Let $X,Y$ be integrable random variables on the same probability space and $\mathcal F$ a sub-sigma algebra.

Under what conditions on $X,Y$ do we have $\sigma(E[X|\mathcal F]) \subset \sigma(E[Y|\mathcal F])$ ? Is it $\sigma(X) \subset \sigma(Y)$ ?

Answer 1

I don't know a natural condition for this to be true, but $\sigma(X) \subset \sigma(Y)$ isn't sufficient.

Let $\Omega = \{a,b,c,d\}$ be a sample space with 4 points, all having probability 1/4, and $\sigma$-algebra $2^\Omega$.

Define random variables $X,Y$ by $$X(a) = 0, \quad X(b) = 2, \quad X(c) = 4, \quad X(d) = 6$$ $$Y(a) = -1, \quad Y(b) = 1, \quad Y(c) = -2, \quad Y(d) = 2$$ Since $X,Y$ are both injective, we have $\sigma(X) = \sigma(Y) = 2^\Omega$; in particular $\sigma(X) \subseteq \sigma(Y)$. Now let $\mathcal{F} = \{\{a,b\}, \{c,d\}, \emptyset, \Omega\}$. You can directly compute the conditional expectations and find that $$E[X \mid \mathcal{F}] = 1_{\{a,b\}} + 5_{\{c,d\}}, \quad E[Y \mid \mathcal{F}] = 0.$$ Thus $\sigma(E[Y \mid \mathcal{F}])$ is trivial and $\sigma(E[X \mid \mathcal{F}])$ is not, so we do not have $\sigma(E[X \mid \mathcal{F}]) \subset \sigma(E[Y \mid \mathcal{F}])$.

The condition isn't necessary either. Let $X,Y$ be any two random variables on any probability space for which $\sigma(X) \not\subseteq \sigma(Y)$, and let $\mathcal{F} = \{\Omega, \emptyset\}$ be trivial. Then $E[X \mid \mathcal{F}]$ and $E[X \mid \mathcal{G}]$ are both constant, so their generated $\sigma$-fields are trivial and thus equal, so in particular $\sigma(E[X \mid \mathcal{F}]) \subseteq \sigma(E[Y \mid \mathcal{F}])$.
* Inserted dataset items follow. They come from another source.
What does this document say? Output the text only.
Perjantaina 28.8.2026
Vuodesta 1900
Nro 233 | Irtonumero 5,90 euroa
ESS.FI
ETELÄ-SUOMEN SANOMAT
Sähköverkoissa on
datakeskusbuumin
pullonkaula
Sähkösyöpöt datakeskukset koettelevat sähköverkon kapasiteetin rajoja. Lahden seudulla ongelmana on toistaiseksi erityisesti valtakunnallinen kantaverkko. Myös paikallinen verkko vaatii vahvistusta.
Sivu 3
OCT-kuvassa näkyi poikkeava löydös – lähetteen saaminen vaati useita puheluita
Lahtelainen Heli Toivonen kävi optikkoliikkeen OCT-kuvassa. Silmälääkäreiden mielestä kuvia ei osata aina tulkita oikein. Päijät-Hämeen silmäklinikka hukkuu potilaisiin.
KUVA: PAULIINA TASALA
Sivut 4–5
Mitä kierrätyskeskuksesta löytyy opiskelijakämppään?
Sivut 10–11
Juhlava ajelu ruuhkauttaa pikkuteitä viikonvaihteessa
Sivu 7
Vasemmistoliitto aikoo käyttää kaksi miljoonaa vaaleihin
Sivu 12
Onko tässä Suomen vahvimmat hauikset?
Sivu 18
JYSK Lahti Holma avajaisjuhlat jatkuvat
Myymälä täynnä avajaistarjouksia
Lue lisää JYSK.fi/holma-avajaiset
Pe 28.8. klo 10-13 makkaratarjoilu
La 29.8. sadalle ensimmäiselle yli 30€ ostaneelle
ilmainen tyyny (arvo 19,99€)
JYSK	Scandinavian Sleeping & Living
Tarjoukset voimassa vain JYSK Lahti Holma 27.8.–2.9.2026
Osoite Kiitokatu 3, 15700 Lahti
The basic problem is that the $\sigma$-field $\sigma(X)$ doesn't really care about the numerical values taken on by $X$; it only looks at the codomain $\mathbb{R}$ of $X$ as a measurable space, with no relevant algebraic structure. But $E[X \mid \mathcal{F}]$ depends greatly on the actual numerical values, and uses the vector space structure of $\mathbb{R}$ in its definition. So you will not learn much about $E[X \mid \mathcal{F}]$ by looking only at $\sigma(X)$, and therefore you will not learn much about $\sigma(E[X \mid \mathcal{F}])$ either.
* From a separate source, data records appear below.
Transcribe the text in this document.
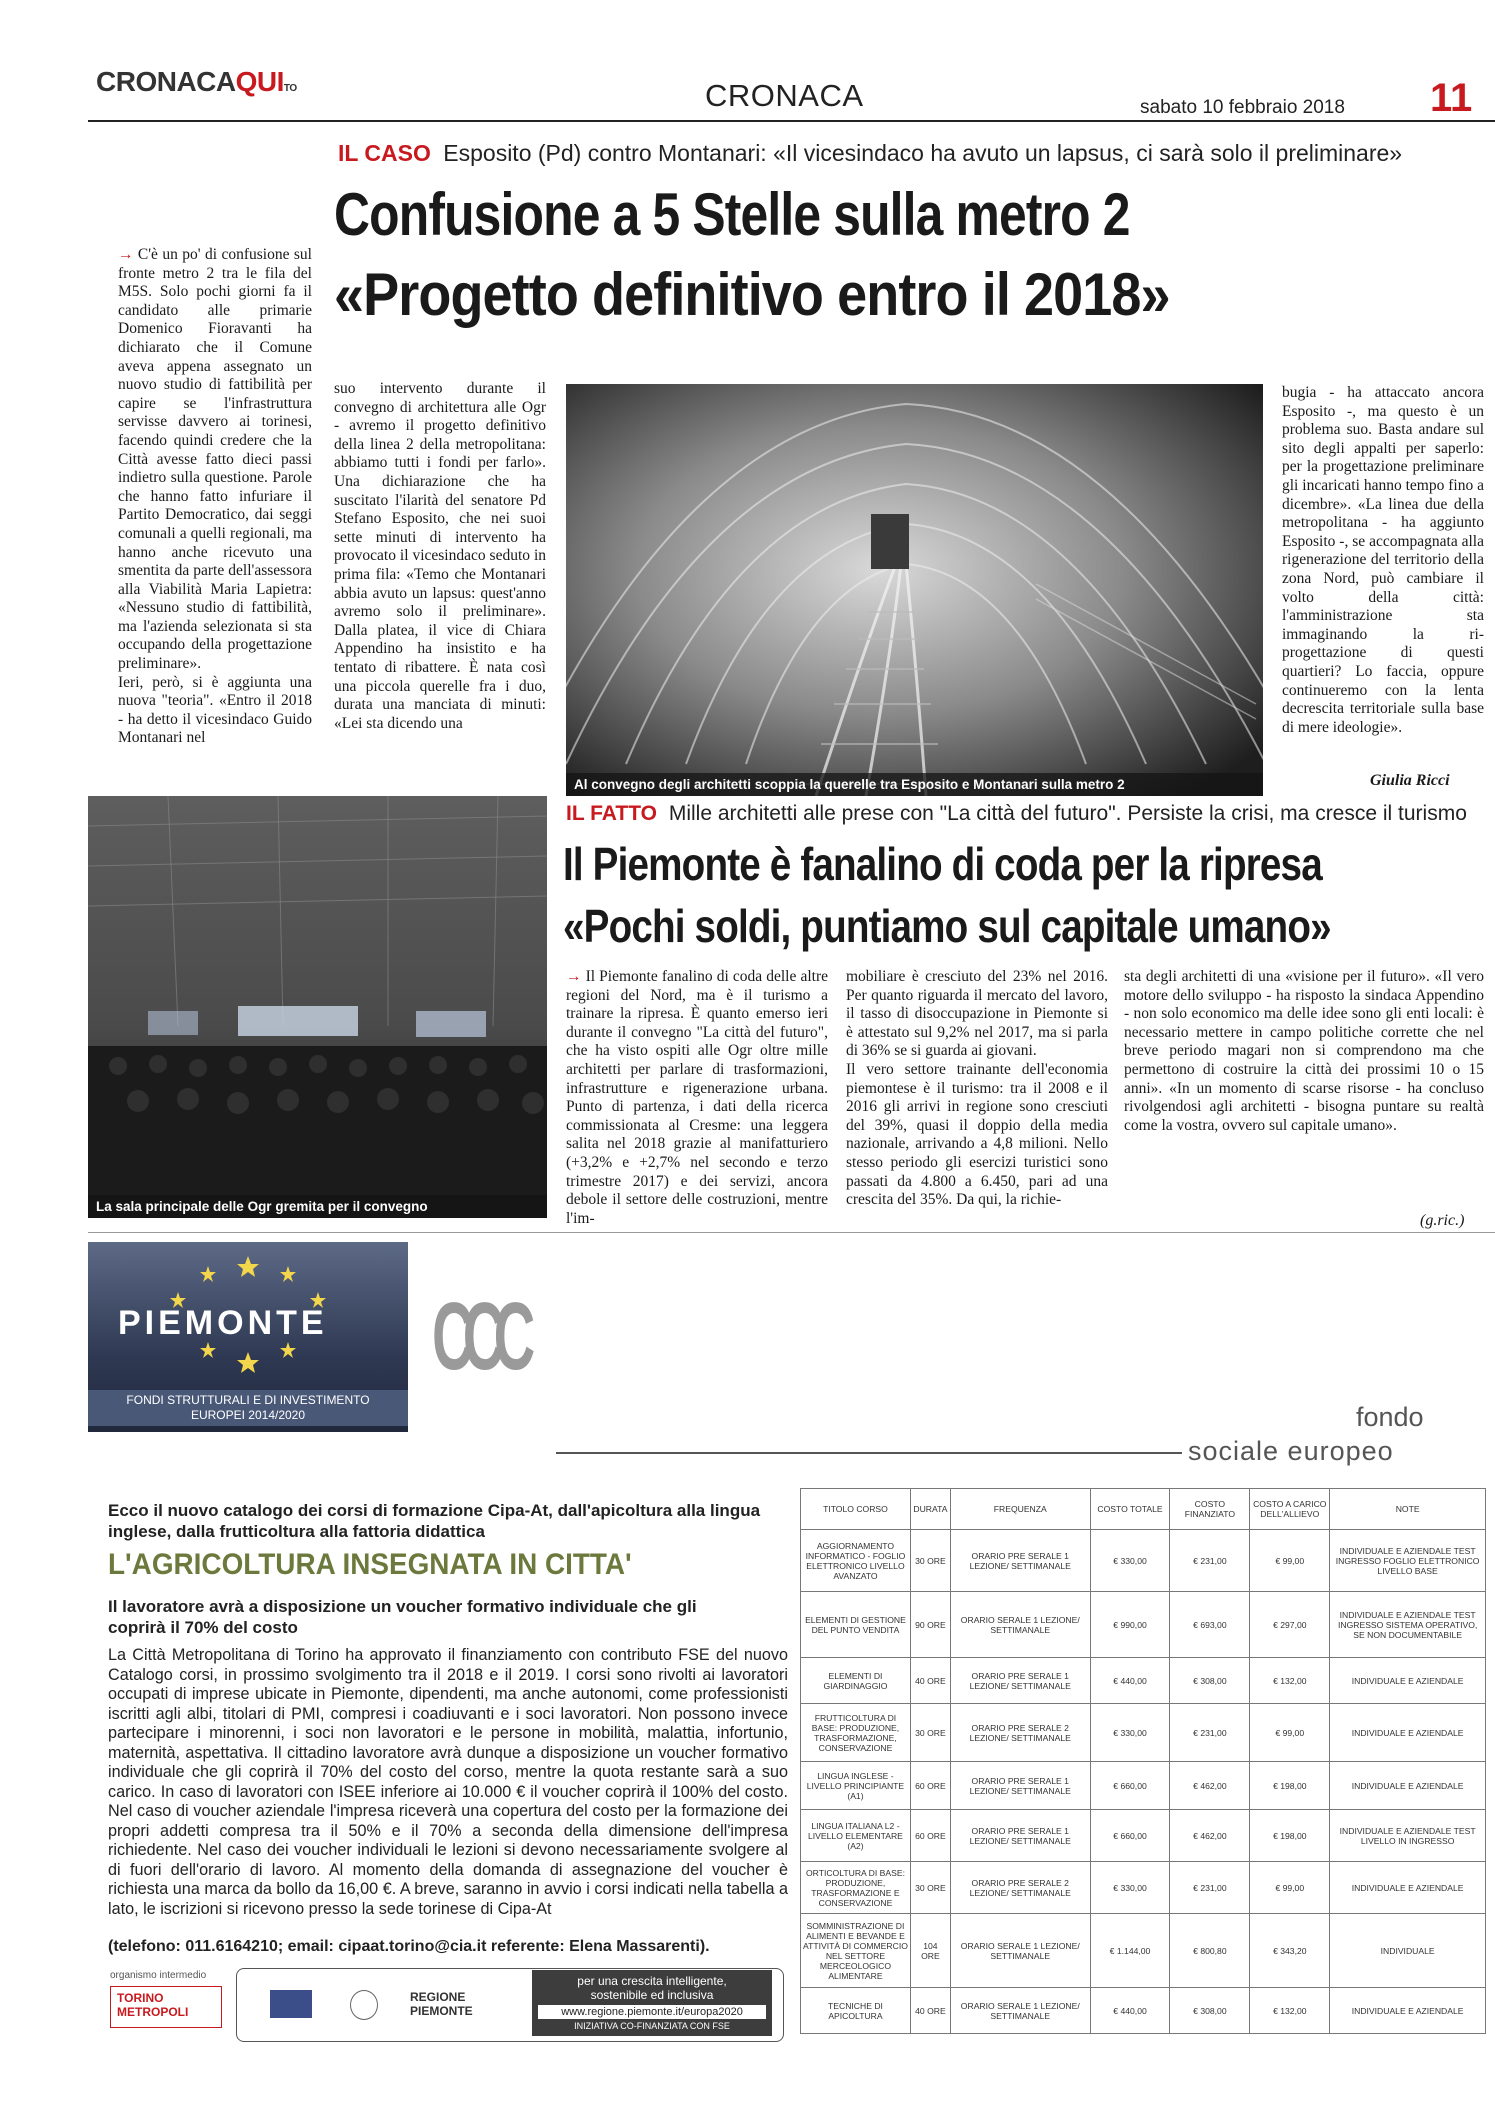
CRONACAQUITO	CRONACA	sabato 10 febbraio 2018 11
IL CASO Esposito (Pd) contro Montanari: «Il vicesindaco ha avuto un lapsus, ci sarà solo il preliminare»
Confusione a 5 Stelle sulla metro 2
«Progetto definitivo entro il 2018»

→ C'è un po' di confusione sul fronte metro 2 tra le fila del M5S. Solo pochi giorni fa il candidato alle primarie Domenico Fioravanti ha dichiarato che il Comune aveva appena assegnato un nuovo studio di fattibilità per capire se l'infrastruttura servisse davvero ai torinesi, facendo quindi credere che la Città avesse fatto dieci passi indietro sulla questione. Parole che hanno fatto infuriare il Partito Democratico, dai seggi comunali a quelli regionali, ma hanno anche ricevuto una smentita da parte dell'assessora alla Viabilità Maria Lapietra: «Nessuno studio di fattibilità, ma l'azienda selezionata si sta occupando della progettazione preliminare».

Ieri, però, si è aggiunta una nuova "teoria". «Entro il 2018 - ha detto il vicesindaco Guido Montanari nel

suo intervento durante il convegno di architettura alle Ogr - avremo il progetto definitivo della linea 2 della metropolitana: abbiamo tutti i fondi per farlo». Una dichiarazione che ha suscitato l'ilarità del senatore Pd Stefano Esposito, che nei suoi sette minuti di intervento ha provocato il vicesindaco seduto in prima fila: «Temo che Montanari abbia avuto un lapsus: quest'anno avremo solo il preliminare». Dalla platea, il vice di Chiara Appendino ha insistito e ha tentato di ribattere. È nata così una piccola querelle fra i duo, durata una manciata di minuti: «Lei sta dicendo una

Al convegno degli architetti scoppia la querelle tra Esposito e Montanari sulla metro 2

bugia - ha attaccato ancora Esposito -, ma questo è un problema suo. Basta andare sul sito degli appalti per saperlo: per la progettazione preliminare gli incaricati hanno tempo fino a dicembre». «La linea due della metropolitana - ha aggiunto Esposito -, se accompagnata alla rigenerazione del territorio della zona Nord, può cambiare il volto della città: l'amministrazione sta immaginando la ri-progettazione di questi quartieri? Lo faccia, oppure continueremo con la lenta decrescita territoriale sulla base di mere ideologie».

Giulia Ricci
La sala principale delle Ogr gremita per il convegno
IL FATTO Mille architetti alle prese con "La città del futuro". Persiste la crisi, ma cresce il turismo
Il Piemonte è fanalino di coda per la ripresa
«Pochi soldi, puntiamo sul capitale umano»

→ Il Piemonte fanalino di coda delle altre regioni del Nord, ma è il turismo a trainare la ripresa. È quanto emerso ieri durante il convegno "La città del futuro", che ha visto ospiti alle Ogr oltre mille architetti per parlare di trasformazioni, infrastrutture e rigenerazione urbana. Punto di partenza, i dati della ricerca commissionata al Cresme: una leggera salita nel 2018 grazie al manifatturiero (+3,2% e +2,7% nel secondo e terzo trimestre 2017) e dei servizi, ancora debole il settore delle costruzioni, mentre l'im-

mobiliare è cresciuto del 23% nel 2016. Per quanto riguarda il mercato del lavoro, il tasso di disoccupazione in Piemonte si è attestato sul 9,2% nel 2017, ma si parla di 36% se si guarda ai giovani.

Il vero settore trainante dell'economia piemontese è il turismo: tra il 2008 e il 2016 gli arrivi in regione sono cresciuti del 39%, quasi il doppio della media nazionale, arrivando a 4,8 milioni. Nello stesso periodo gli esercizi turistici sono passati da 4.800 a 6.450, pari ad una crescita del 35%. Da qui, la richie-

sta degli architetti di una «visione per il futuro». «Il vero motore dello sviluppo - ha risposto la sindaca Appendino - non solo economico ma delle idee sono gli enti locali: è necessario mettere in campo politiche corrette che nel breve periodo magari non si comprendono ma che permettono di costruire la città dei prossimi 10 o 15 anni». «In un momento di scarse risorse - ha concluso rivolgendosi agli architetti - bisogna puntare su realtà come la vostra, ovvero sul capitale umano».

(g.ric.)
PIEMONTE
FONDI STRUTTURALI E DI INVESTIMENTO
EUROPEI 2014/2020
CCC
fondo
sociale europeo
Ecco il nuovo catalogo dei corsi di formazione Cipa-At, dall'apicoltura alla lingua inglese, dalla frutticoltura alla fattoria didattica
L'AGRICOLTURA INSEGNATA IN CITTA'
Il lavoratore avrà a disposizione un voucher formativo individuale che gli coprirà il 70% del costo
La Città Metropolitana di Torino ha approvato il finanziamento con contributo FSE del nuovo Catalogo corsi, in prossimo svolgimento tra il 2018 e il 2019. I corsi sono rivolti ai lavoratori occupati di imprese ubicate in Piemonte, dipendenti, ma anche autonomi, come professionisti iscritti agli albi, titolari di PMI, compresi i coadiuvanti e i soci lavoratori. Non possono invece partecipare i minorenni, i soci non lavoratori e le persone in mobilità, malattia, infortunio, maternità, aspettativa. Il cittadino lavoratore avrà dunque a disposizione un voucher formativo individuale che gli coprirà il 70% del costo del corso, mentre la quota restante sarà a suo carico. In caso di lavoratori con ISEE inferiore ai 10.000 € il voucher coprirà il 100% del costo. Nel caso di voucher aziendale l'impresa riceverà una copertura del costo per la formazione dei propri addetti compresa tra il 50% e il 70% a seconda della dimensione dell'impresa richiedente. Nel caso dei voucher individuali le lezioni si devono necessariamente svolgere al di fuori dell'orario di lavoro. Al momento della domanda di assegnazione del voucher è richiesta una marca da bollo da 16,00 €. A breve, saranno in avvio i corsi indicati nella tabella a lato, le iscrizioni si ricevono presso la sede torinese di Cipa-At
(telefono: 011.6164210; email: cipaat.torino@cia.it referente: Elena Massarenti).
organismo intermedio
TORINO METROPOLI
REGIONE PIEMONTE
per una crescita intelligente,
sostenibile ed inclusiva
www.regione.piemonte.it/europa2020
INIZIATIVA CO-FINANZIATA CON FSE
TITOLO CORSO	DURATA	FREQUENZA	COSTO TOTALE	COSTO FINANZIATO	COSTO A CARICO DELL'ALLIEVO	NOTE
AGGIORNAMENTO INFORMATICO - FOGLIO ELETTRONICO LIVELLO AVANZATO	30 ORE	ORARIO PRE SERALE 1 LEZIONE/ SETTIMANALE	€ 330,00	€ 231,00	€ 99,00	INDIVIDUALE E AZIENDALE TEST INGRESSO FOGLIO ELETTRONICO LIVELLO BASE
ELEMENTI DI GESTIONE DEL PUNTO VENDITA	90 ORE	ORARIO SERALE 1 LEZIONE/ SETTIMANALE	€ 990,00	€ 693,00	€ 297,00	INDIVIDUALE E AZIENDALE TEST INGRESSO SISTEMA OPERATIVO, SE NON DOCUMENTABILE
ELEMENTI DI GIARDINAGGIO	40 ORE	ORARIO PRE SERALE 1 LEZIONE/ SETTIMANALE	€ 440,00	€ 308,00	€ 132,00	INDIVIDUALE E AZIENDALE
FRUTTICOLTURA DI BASE: PRODUZIONE, TRASFORMAZIONE, CONSERVAZIONE	30 ORE	ORARIO PRE SERALE 2 LEZIONE/ SETTIMANALE	€ 330,00	€ 231,00	€ 99,00	INDIVIDUALE E AZIENDALE
LINGUA INGLESE - LIVELLO PRINCIPIANTE (A1)	60 ORE	ORARIO PRE SERALE 1 LEZIONE/ SETTIMANALE	€ 660,00	€ 462,00	€ 198,00	INDIVIDUALE E AZIENDALE
LINGUA ITALIANA L2 - LIVELLO ELEMENTARE (A2)	60 ORE	ORARIO PRE SERALE 1 LEZIONE/ SETTIMANALE	€ 660,00	€ 462,00	€ 198,00	INDIVIDUALE E AZIENDALE TEST LIVELLO IN INGRESSO
ORTICOLTURA DI BASE: PRODUZIONE, TRASFORMAZIONE E CONSERVAZIONE	30 ORE	ORARIO PRE SERALE 2 LEZIONE/ SETTIMANALE	€ 330,00	€ 231,00	€ 99,00	INDIVIDUALE E AZIENDALE
SOMMINISTRAZIONE DI ALIMENTI E BEVANDE E ATTIVITÀ DI COMMERCIO NEL SETTORE MERCEOLOGICO ALIMENTARE	104 ORE	ORARIO SERALE 1 LEZIONE/ SETTIMANALE	€ 1.144,00	€ 800,80	€ 343,20	INDIVIDUALE
TECNICHE DI APICOLTURA	40 ORE	ORARIO SERALE 1 LEZIONE/ SETTIMANALE	€ 440,00	€ 308,00	€ 132,00	INDIVIDUALE E AZIENDALE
To say it another way, if you replace $X$ by $g(X)$ for some injective function $g$, then the generated $\sigma$-field doesn't change; but $E[X \mid \mathcal{F}]$ can be completely different from $E[g(X) \mid \mathcal{F}]$, and so their generated $\sigma$-fields can likewise be completely different.